This morning’s Daily Telegraph carries the story of a confrontation between Jeremy Hunt, the Health Secretary, and Dr Sarah Wollaston MP, the Tory Chair of the Health Select Committee.
Wollaston, who was a GP before being selected to stand for Parliament, accuses Hunt of suppressing a report by Public Health England (PHE) into the efficacy of a sugar tax.
Both Hunt and David Cameron are opposed to a tax, and the MP for Totnes is “suspicious” that the Government is suppressing the report because it comes out in favour, and will thus increase pressure on them.
The Health Secretary, naturally, denies this. He maintains that the report is part of the Department’s policy formulation process and will be published later.
Without a window into Hunt’s soul the truth is impossible to know for sure. But Wollaston’s accusation is at least plausible, and this is a troubling development – but not, perhaps, for the reasons she thinks.
To explain why, I draw attention to two points in the Telegraph article.
First, when setting out her case for the immediate publication of the PHE report, Wollaston writes stirringly: “Why should campaigners be denied access to an important evidence base paid for by the public purse for the benefit of the nation’s children?”
Note the supposed beneficiary of the decision to publish: “campaigners”. Elsewhere she refers to “the wider public health community”.
Second, the paper also writes: “She said the public health body had a duty to publish the evidence “regardless of how inconvenient it might be” in order to allow an informed public debate.”
This is an admirable sentiment, but not one that the aforementioned “public health community” is reliably enthusiastic about, if their determined efforts to completely shut tobacco companies out of the debate is anything to go by.
Of course, a study conducted by an organisation with a vested interest should be scrutinised carefully.
But the wholesale exclusion of commercial interests – who are the only party other than the “public health community” with an interest in funding the relevant research – is surely deeply inimical to “an informed public debate”, as is the de facto exclusion of “inconvenient” research from liberty-centred organisations like the Institute for Economic Affairs.
A debate, after all, needs two sides.
Public policy campaigners – even when they are doctors and scientists – are partisans (often well-paid partisans), not dispensaries of objective truth.
Similarly, for all its technocratic pretensions “public health” is in fact an ideological stance, which hinges on the too-little-examined assumption that the state has both the right and the duty to force citizens to forgo pleasure to extend life.
(How this squares with the fact that our overstretched welfare systems look set to collapse beneath the unsustainable weight of an ageing population is beyond me; the two debates seem to occur in parallel universes to each other.)
Thus in the debate curated by the Health Committee and the “public health community”, the underlying assumptions of the authoritarian response are pre-agreed.
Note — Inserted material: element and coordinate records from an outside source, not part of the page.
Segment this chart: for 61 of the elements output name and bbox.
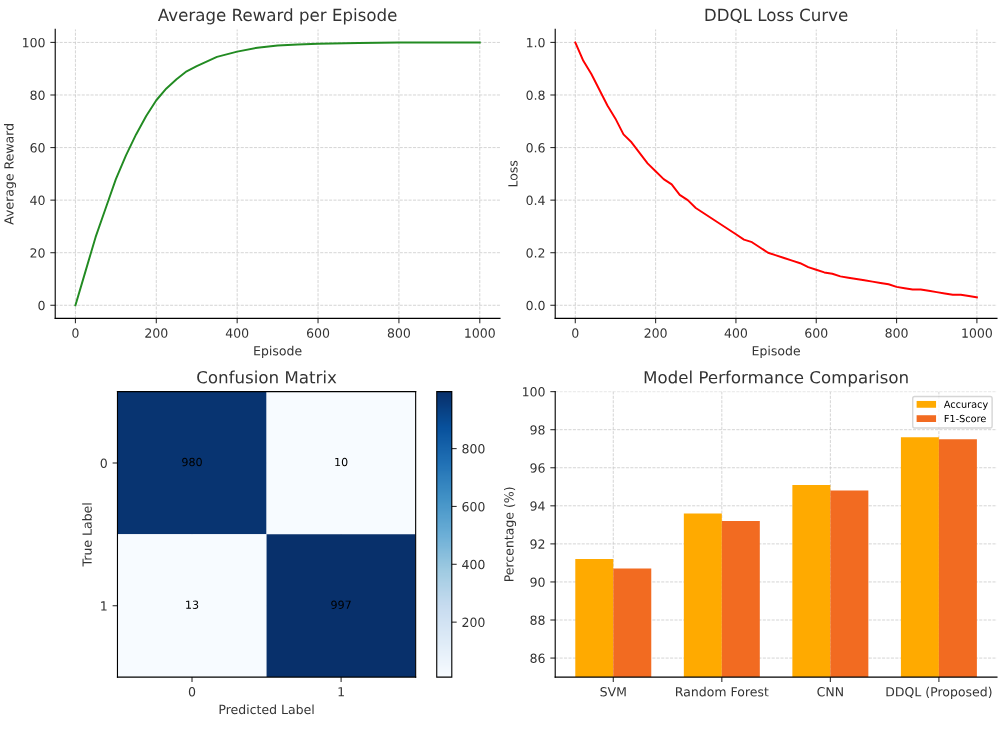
y-axis-title: Average Reward — [3, 124, 17, 225]
y-tick-label: 98 — [530, 425, 545, 435]
x-tick-label: 200 — [644, 328, 667, 338]
x-tick-label: 800 — [885, 328, 908, 338]
y-tick-label: 96 — [530, 463, 545, 473]
x-tick-label: DDQL (Proposed) — [886, 686, 992, 699]
y-tick-label: 94 — [530, 501, 545, 511]
x-tick-label: 0 — [188, 687, 196, 697]
y-tick-label: 86 — [530, 653, 545, 663]
y-tick-label: 0.8 — [526, 90, 545, 100]
color-bar-label: 400 — [462, 559, 485, 570]
y-tick-label: 1.0 — [526, 37, 545, 48]
y-axis-title: True Label — [82, 503, 92, 567]
x-axis-title: Predicted Label — [219, 704, 314, 715]
data-label: 980 — [182, 457, 202, 467]
color-bar-label: 600 — [462, 501, 485, 512]
x-tick-label: 1 — [338, 687, 344, 697]
y-tick-label: 90 — [530, 577, 545, 587]
y-tick-label: 0.2 — [526, 248, 545, 258]
chart-title: Model Performance Comparison — [644, 370, 908, 387]
y-tick-label: 60 — [30, 143, 45, 153]
chart-title: DDQL Loss Curve — [705, 8, 848, 24]
x-tick-label: 600 — [805, 328, 828, 338]
y-tick-label: 92 — [530, 539, 545, 549]
x-tick-label: 400 — [225, 328, 249, 338]
x-tick-label: 200 — [145, 328, 168, 338]
y-tick-label: 100 — [523, 387, 545, 397]
line-series — [74, 41, 481, 307]
color-bar-label: 800 — [462, 444, 485, 454]
y-tick-label: 0 — [38, 300, 45, 311]
chart-title: Average Reward per Episode — [157, 8, 397, 25]
legend-label: F1-Score — [944, 414, 986, 423]
x-tick-label: 0 — [572, 328, 579, 338]
x-tick-label: 400 — [724, 328, 748, 338]
y-tick-label: 88 — [530, 615, 545, 625]
y-tick-label: 100 — [23, 37, 45, 48]
chart-title: Confusion Matrix — [197, 370, 337, 384]
x-tick-label: CNN — [817, 687, 843, 697]
y-tick-label: 0.6 — [526, 143, 545, 153]
y-tick-label: 0.0 — [526, 300, 545, 311]
x-tick-label: 600 — [306, 328, 330, 338]
data-label: 13 — [186, 600, 199, 609]
y-axis-title: Loss — [508, 160, 518, 187]
y-tick-label: 40 — [30, 195, 45, 206]
x-tick-label: SVM — [600, 687, 626, 697]
y-tick-label: 0.4 — [526, 195, 545, 206]
legend-label: Accuracy — [943, 400, 988, 410]
x-axis-title: Episode — [752, 345, 800, 358]
color-bar-label: 200 — [462, 617, 485, 628]
x-tick-label: 800 — [387, 328, 411, 338]
x-tick-label: 1000 — [465, 328, 495, 338]
data-label: 10 — [335, 457, 348, 467]
y-tick-label: 80 — [30, 90, 45, 100]
line-series — [574, 41, 978, 299]
y-tick-label: 20 — [30, 248, 45, 258]
data-label: 997 — [331, 600, 351, 609]
y-axis-title: Percentage (%) — [503, 487, 517, 582]
x-tick-label: Random Forest — [676, 686, 769, 697]
x-tick-label: 0 — [72, 328, 79, 338]
x-axis-title: Episode — [254, 345, 302, 358]
x-tick-label: 1000 — [962, 328, 992, 338]
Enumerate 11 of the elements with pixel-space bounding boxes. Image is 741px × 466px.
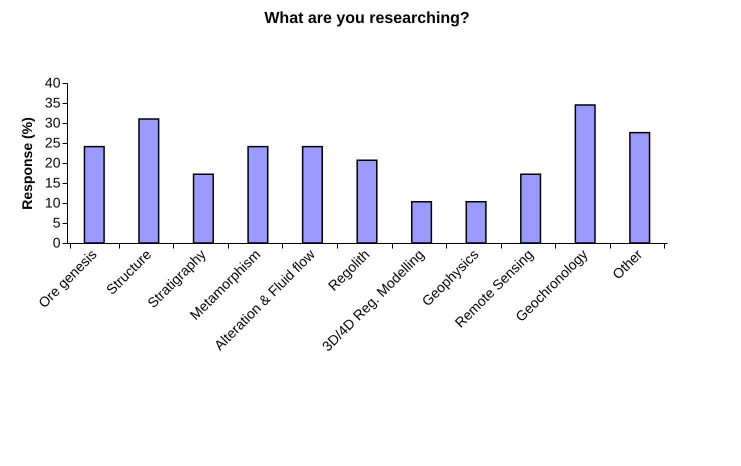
y-tick-label: 40 bbox=[44, 74, 61, 90]
chart-title: What are you researching? bbox=[264, 10, 470, 27]
y-tick-label: 5 bbox=[52, 214, 61, 230]
y-tick-label: 10 bbox=[44, 194, 61, 210]
y-tick-label: 30 bbox=[44, 114, 61, 130]
y-tick-label: 0 bbox=[52, 234, 61, 250]
y-tick-label: 35 bbox=[44, 94, 61, 110]
y-tick-label: 15 bbox=[44, 174, 61, 190]
y-axis-title: Response (%) bbox=[18, 117, 35, 210]
y-tick-label: 25 bbox=[44, 134, 61, 150]
y-tick-label: 20 bbox=[44, 154, 61, 170]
The debate is about “what works”, hence the decisive power of evidence.
In a proper, pluralistic political debate, evidence is not quite so all-conquering. ‘Evidence’ is just data, and data prescribes nothing. It is perfectly possible for two people with different principles to respond to the same evidence in very different ways without either being mendacious or stupid.
If the Prime Minister and his Health Secretary oppose a sugar tax on grounds other than efficacy – it would be extraordinarily regressive, not to mention an enormous intrusion on individual choice – then they should have no trouble standing by those arguments, even if they were certain that pricing sugar out of the diets of the poor was practicable.
But that would involve saying: “This would lengthen – sorry, save – people’s lives, but is still wrong. There are more important things than longevity.” And when did we last hear a politician of the first rank advance such a thesis?
OK, Boris Johnson did when he rejected a proposal to ban smoking in parks. But he’s Boris, and such flashes of humanising heresy are part of what make him so unique.
This Government, with its support for plain packaging, has firmly conceded the underlying assumptions of authoritarian public health policy.
So we can see why Hunt might, theoretically, be worried about the political pressure which would result from being trapped between a public health establishment armed with evidence that a tax would ‘work’ and a sugar-loving, vote-wielding public.